Voor de existentialist bestaat er geen werkelijke liefde buiten de liefde die men opbouwt.

Jean-Paul Sartre in Over het existentialisme (1946, 1967)

In L’existentialisme est un humanisme (vertaald als Over het existentialisme) wil Jean-Paul Sartre (1905-1980) het existentialisme verdedigen tegen een aantal verwijten die ertegen zijn gemaakt. In dit qua omvang kleine boek vinden we enkele beroemde uitspraken, die voor velen de kern uitmaken van deze stroming, zoals ‘we zijn veroordeeld tot de vrijheid’ en ‘de existentie gaat vooraf aan de essentie’. Kernachtig is ook de titel van de paragraaf waar het citaat uit afkomstig is: ‘De mens is wat hij doet’.

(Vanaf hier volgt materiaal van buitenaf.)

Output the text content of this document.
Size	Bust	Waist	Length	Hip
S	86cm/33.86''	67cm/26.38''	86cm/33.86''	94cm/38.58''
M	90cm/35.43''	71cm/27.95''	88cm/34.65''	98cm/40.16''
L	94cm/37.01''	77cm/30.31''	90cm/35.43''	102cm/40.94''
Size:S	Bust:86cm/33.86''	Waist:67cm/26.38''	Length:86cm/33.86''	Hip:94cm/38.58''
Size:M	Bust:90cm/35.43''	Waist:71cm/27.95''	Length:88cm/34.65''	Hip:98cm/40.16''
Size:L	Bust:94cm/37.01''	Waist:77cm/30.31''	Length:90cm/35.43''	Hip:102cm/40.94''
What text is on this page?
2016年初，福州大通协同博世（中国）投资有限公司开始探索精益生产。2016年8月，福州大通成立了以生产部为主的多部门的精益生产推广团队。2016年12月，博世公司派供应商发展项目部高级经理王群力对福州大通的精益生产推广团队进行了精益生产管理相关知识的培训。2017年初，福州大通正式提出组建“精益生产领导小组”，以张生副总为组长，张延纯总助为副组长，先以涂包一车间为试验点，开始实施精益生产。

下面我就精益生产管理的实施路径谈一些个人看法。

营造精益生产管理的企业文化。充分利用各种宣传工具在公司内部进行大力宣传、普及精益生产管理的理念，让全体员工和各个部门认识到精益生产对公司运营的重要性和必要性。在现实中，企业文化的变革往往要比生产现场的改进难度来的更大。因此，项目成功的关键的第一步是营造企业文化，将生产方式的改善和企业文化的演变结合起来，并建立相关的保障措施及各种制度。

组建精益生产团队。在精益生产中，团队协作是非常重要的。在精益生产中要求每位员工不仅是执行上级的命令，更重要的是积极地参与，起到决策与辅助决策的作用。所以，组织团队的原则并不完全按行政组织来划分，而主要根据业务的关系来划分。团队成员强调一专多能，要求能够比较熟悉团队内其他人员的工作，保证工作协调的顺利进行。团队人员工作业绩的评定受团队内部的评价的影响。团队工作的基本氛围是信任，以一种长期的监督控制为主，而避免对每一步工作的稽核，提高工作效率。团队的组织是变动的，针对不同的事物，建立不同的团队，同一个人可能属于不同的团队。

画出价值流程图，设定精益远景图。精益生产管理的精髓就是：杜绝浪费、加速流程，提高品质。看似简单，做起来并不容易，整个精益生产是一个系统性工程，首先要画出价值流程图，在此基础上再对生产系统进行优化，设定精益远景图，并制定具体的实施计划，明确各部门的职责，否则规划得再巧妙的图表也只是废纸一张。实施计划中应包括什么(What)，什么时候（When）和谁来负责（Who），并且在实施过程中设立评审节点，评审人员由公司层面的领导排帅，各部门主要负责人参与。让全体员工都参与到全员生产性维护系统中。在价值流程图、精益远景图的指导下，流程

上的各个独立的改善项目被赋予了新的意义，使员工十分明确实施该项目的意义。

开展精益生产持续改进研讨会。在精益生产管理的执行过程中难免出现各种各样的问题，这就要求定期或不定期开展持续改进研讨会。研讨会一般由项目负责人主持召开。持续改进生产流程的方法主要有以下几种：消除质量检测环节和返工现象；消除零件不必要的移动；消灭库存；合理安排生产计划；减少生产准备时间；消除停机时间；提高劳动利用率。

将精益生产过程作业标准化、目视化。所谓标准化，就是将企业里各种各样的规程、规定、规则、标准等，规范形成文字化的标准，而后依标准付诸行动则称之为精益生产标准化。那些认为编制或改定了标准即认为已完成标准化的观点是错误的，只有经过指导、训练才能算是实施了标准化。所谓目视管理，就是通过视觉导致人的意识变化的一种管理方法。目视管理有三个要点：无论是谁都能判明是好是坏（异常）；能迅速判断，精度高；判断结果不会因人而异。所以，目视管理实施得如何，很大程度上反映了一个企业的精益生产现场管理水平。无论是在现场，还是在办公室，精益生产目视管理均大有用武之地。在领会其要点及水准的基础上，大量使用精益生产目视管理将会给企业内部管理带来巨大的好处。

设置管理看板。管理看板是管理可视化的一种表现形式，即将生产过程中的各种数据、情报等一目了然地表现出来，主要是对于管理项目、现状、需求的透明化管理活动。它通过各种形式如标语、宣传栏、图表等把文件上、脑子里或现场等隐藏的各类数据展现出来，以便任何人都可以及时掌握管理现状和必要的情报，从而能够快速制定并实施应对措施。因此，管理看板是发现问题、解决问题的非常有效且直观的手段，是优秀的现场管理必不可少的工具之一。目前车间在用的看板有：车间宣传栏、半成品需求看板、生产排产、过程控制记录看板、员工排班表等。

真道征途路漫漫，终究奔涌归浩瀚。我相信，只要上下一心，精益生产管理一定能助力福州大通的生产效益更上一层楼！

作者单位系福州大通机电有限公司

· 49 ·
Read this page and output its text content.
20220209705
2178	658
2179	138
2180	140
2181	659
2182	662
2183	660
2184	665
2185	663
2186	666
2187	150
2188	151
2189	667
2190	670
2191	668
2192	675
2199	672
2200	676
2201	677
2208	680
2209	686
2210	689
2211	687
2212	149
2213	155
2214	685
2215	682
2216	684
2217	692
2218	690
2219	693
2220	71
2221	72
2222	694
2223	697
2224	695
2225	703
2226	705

Deze uitspraak is gericht tegen de houding van mensen die zich neerleggen bij wat ze zien als de talenten, het charisma of het genie van anderen. Mensen die ontevreden zijn met hun leven, hebben volgens Sartre vaak maar één middel om hun ongeluk te dragen, namelijk de gedachte dat zij nu eenmaal de omstandigheden niet mee hebben gehad, geen tijd hadden om mooie boeken te schrijven, niet de juiste man of vrouw zijn tegengekomen om een grote liefde mee te beleven. Nee, als de ware zich had aangediend, zoals aangekondigd door ‘een heel speciaal gevoel van binnen’, dan hadden zij wel een eeuwig paar gevormd, en misschien ook kinderen gekregen. Voor de existentialist zijn dat smoesjes: ‘er is geen andere mogelijkheid tot liefde dan die welke zich in een liefde manifesteert.’